Metrics are available at GET /metrics in Prometheus text format.
Key metrics¶
| Metric name | Type | Description |
|---|---|---|
rct_intents_total |
Counter | Total intents processed |
rct_fdia_score |
Histogram | FDIA score distribution (buckets: 0.1 steps) |
rct_warm_recall_total |
Counter | Number of warm (cached) recalls |
rct_cold_start_total |
Counter | Number of cold-start (full compute) recalls |
rct_consensus_tier_calls |
Counter | Calls per SignedAI tier (label: tier) |
rct_policy_violations_total |
Counter | Constitutional blocks (A=0 events) |
rct_processing_duration_ms |
Histogram | Intent processing latency |
Prometheus scrape config¶
# prometheus.yml
scrape_configs:
- job_name: rct-platform
static_configs:
- targets: ["localhost:8000"]
metrics_path: /metrics
scrape_interval: 15s
Grafana Dashboard¶
Import the sample dashboard from docs/assets/grafana-dashboard.json
(included in v1.1.0+ releases) or build your own using the metrics above.
Recommended panels:
- Intent throughput —
rate(rct_intents_total[5m]) - FDIA score heatmap —
histogram_quantile(0.95, rct_fdia_score) - Warm vs cold recall —
rct_warm_recall_total / (rct_warm_recall_total + rct_cold_start_total) - Policy violations —
increase(rct_policy_violations_total[1h])

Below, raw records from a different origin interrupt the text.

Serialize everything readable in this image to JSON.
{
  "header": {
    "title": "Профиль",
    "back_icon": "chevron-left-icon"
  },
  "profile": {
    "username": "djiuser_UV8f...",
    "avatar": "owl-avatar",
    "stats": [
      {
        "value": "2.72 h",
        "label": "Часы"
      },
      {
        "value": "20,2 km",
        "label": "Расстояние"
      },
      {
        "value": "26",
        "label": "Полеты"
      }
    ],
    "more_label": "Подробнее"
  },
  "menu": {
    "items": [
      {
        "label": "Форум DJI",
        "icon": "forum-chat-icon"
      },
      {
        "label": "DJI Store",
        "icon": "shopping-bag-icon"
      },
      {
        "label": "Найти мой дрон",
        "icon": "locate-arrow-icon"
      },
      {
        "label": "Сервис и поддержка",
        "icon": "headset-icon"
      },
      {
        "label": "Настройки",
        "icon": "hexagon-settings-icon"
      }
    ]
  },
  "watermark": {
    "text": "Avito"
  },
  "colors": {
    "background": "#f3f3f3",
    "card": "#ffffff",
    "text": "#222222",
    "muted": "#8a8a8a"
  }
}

Kubernetes Probe Configuration¶
# k8s deployment snippet
livenessProbe:
httpGet:
path: /health
port: 8000
initialDelaySeconds: 10
periodSeconds: 10
failureThreshold: 3
readinessProbe:
httpGet:
path: /health/detailed
port: 8000
initialDelaySeconds: 15
periodSeconds: 5
failureThreshold: 2
Audit Trail¶
Every intent generates a signed audit chain accessible via:
The audit record contains:
{
"intent_id": "a1b2c3d4-...",
"user_id": "alice",
"intent_text": "Deploy microservice to staging",
"created_at": "2026-04-21T10:00:00+00:00",
"completed_at": "2026-04-21T10:00:02+00:00",
"fdia_score": 0.8734,
"data_quality": 0.92,
"intent_precision": 0.88,
"architect_score": 0.95,
"consensus_tier": "S4",
"consensus_models": ["claude-opus", "kimi-k2", "minimax-m2", "gemini-flash"],
"policy_status": "COMPLIANT",
"audit_hash": "sha256:abc123..."
}
The audit_hash is a SHA-256 of the complete record — enables tamper detection.
Structured Logging¶
The Control Plane emits structured JSON logs by default:
{
"timestamp": "2026-04-21T10:00:00+00:00",
"level": "INFO",
"service": "rct-control-plane",
"intent_id": "a1b2c3d4-...",
"event": "intent_compiled",
"fdia_score": 0.8734,
"duration_ms": 12.4
}
Log level configuration:
| Level | When to use |
|---|---|
DEBUG |
Development — shows all internal events |
INFO |
Production — intent lifecycle events |
WARNING |
Degraded component, low FDIA score |
ERROR |
Policy violations, consensus failures |
Setting Up Local Monitoring Stack¶
# Start full local stack with Prometheus + Grafana
docker compose -f docker-compose.dev.yml -f docker-compose.monitoring.yml up
# Prometheus UI: http://localhost:9090
# Grafana: http://localhost:3000 (admin/admin)
Note
docker-compose.monitoring.yml is planned for v1.1.0. For v1.0.2a0,
use rct metrics and the REST endpoints for observability.